Why specifically Purim? According to a baraita, Moses enacted that the specifics of a holiday (any holiday, including the ones that existed at Moses's time) should be expounded on that holiday. But Purim is different, because megillah isn't read on Shabbat (due to Rabbah's decree so that you don't carry it 4 amot in the public domain, just like for shofar and lulav), and the megillah reading is moved to another day, so you might think that the Shabbat of 14 Adar wasn't Purim at all, so there is a particular need to recognize that day as Purim even if all the Purim practices are moved to other days.

With our present calendar, 14 Adar can never fall in Shabbat. However, 15 Adar can (and did this year), so this affects cities like Jerusalem and Ono. Even though megillah is not read on Shabbat, and other things like matanot la'evyonim and mishloach manot are also moved to weekdays, Al hanisim is said in the Amidah on Shabbat 15 Adar. The Torah reading for Purim is read as the maftir on that Shabbat, and the haftarah for Zachor is read for the second week in a row. (Ari Brodsky says "There is one other situation where the same haftara can be read on two consecutive Shabbatot. Figure out what it is." I'm stumped. Anyone?)

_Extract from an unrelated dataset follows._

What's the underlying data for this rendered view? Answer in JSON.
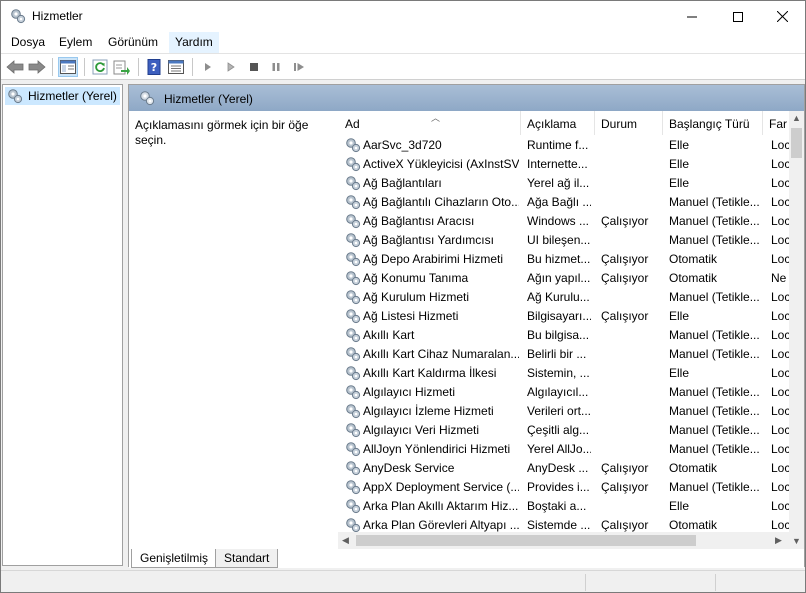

8) A person is required to read the megillah at night and repeat it during the day.

This is the practice to this day, but the prooftexts are particularly weak. It's based either on Psalm 22:3 (so megillah is supposed to be about God not answering us?), or Psalm 30:13 (so "not be silent" means "say it twice"?). I'm sure they could have come up with something better. Any takers?

There was an amusing episode when people misunderstood the word lishnot ("to repeat") in RYbL's statement, and thought it meant "to learn Mishnah", so they would read the megillah at night, and then learn the mishnayot of Masechet Megillah during the day. Rabbi Yirmiyah set them straight.